Conquest Of Happiness
I had read a book on happiness called "Conquest Of Happiness" by Bertrand Russell. One of my few forays into philosophy. Russell was truly a polymath (term I got courtesy Word-A-Day list), he possessed such a wide range of knowledge it is unbelievable, also one of the rare literary people who were great in maths and science. Russell wrote a definitive mathematical treatise called Principia Mathematica somewhat inspired from Newton's seminal work Naturalis Principia Mathematica.
In this book on happiness which would be among his lesser known works he first delves into the causes of unhappiness, he calls it Byronic unhappiness after the poet Byron, due to the melancholia of his works and his basic premise that life is not a pleasant experience and is a burden to be endured, essentially the Victorian repression mentality . Some of the causes Russell listed down which lead to unhappiness are competition, alternation of boredom and excitement, fatigue, envy, sense of sin, persecution mania, fear of public opinion.
Then he gives the factors that lead to happiness: Zest, affection, family, work, impersonal interests(hobbies) ,effort and a sense of resignation like a fakir.Though I feel factors like family and work can also be cause of great unhappiness. He also elaborates on both sides of the coin. But he says these factors if worked upon can give satisfaction and happiness.
Some other interesting points he makes with which I agree are that; monotony is good for children, too much change makes one insecure as an adult, Children shouldn't undergo frequent flux,for a child one day exactly like another is quite satisfying, unlike for adults. I am sure most of us can easily relate to this.

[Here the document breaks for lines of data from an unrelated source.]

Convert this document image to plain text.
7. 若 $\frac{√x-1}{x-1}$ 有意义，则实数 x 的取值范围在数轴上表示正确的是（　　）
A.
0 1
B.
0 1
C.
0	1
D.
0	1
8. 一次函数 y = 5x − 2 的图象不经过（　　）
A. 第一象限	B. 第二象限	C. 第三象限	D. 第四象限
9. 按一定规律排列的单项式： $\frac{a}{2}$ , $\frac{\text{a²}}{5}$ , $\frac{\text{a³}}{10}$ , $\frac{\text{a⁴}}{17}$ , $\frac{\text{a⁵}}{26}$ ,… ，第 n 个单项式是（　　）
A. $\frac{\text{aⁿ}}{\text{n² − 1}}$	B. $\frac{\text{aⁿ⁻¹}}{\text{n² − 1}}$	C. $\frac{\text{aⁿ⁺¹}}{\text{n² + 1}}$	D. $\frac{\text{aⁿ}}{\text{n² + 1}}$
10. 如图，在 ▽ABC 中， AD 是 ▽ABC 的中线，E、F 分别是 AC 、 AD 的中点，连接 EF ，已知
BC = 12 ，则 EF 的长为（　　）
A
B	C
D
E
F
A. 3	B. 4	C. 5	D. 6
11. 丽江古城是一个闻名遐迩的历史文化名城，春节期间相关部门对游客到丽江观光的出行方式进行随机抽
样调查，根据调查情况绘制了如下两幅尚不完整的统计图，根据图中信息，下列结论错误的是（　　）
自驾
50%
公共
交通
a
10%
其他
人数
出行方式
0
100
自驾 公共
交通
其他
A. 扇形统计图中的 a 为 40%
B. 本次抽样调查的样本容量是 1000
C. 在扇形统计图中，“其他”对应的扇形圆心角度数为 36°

As a child I liked doing a fixed set of things, and enjoyed doing them, and looked forward to it. Didn't make a difference if I did it day-in and day-out. Like playing with my Lego set, unassembling a structure I made and remake the same numerous times, play with my tennis racket hitting the wall, going out to the garden with my toy-gun and pretending I was a commando, climb trees. Take out my cycle and race against imaginary opponents, chase butterflies, catch fish from the nearby storm drain. I liked to be alone in my own world. Liked eating the same type of food, didn't like too much variety in my grub, didn't like meeting new people or going off to new places. (Hey, I am beginning to sound like I was a weirdo as a child, or a lot like Jack Nicholson in As Good As it Gets) . But currently I find all the above things so alien with my personality, I have undergone a transformation I guess , but there are circumstantial factors underlying all these. Will try to do some more soul-searching later.
Coming back to Russell, another thing he says is that, too much passive entertainment becomes
addictive like a drug, more and more will be required. How true it is if we see the current generation hooked on television and video-games (though some may call gaming as active, but what I feel is that still it is an artificial stimulation, and obviously addictive).
He gives an example of Sherlock Holmes and talks about how intense his interests and passions were. But I would like to disagree, Holmes had an unique life, he had a zest about his work but he always came across as brooding and contemplative. Joie-de-vivre was lacking in him. Infact Watson seemed to be the more happy chap.
Also Russell says that one should have an interest in people and try to have a variety of experiences in life to find happiness.
Finally he ends with a quote. "Happiness lies in a personality 'neither divided against itself nor pitted against the world' and the ability to swim with the stream of life".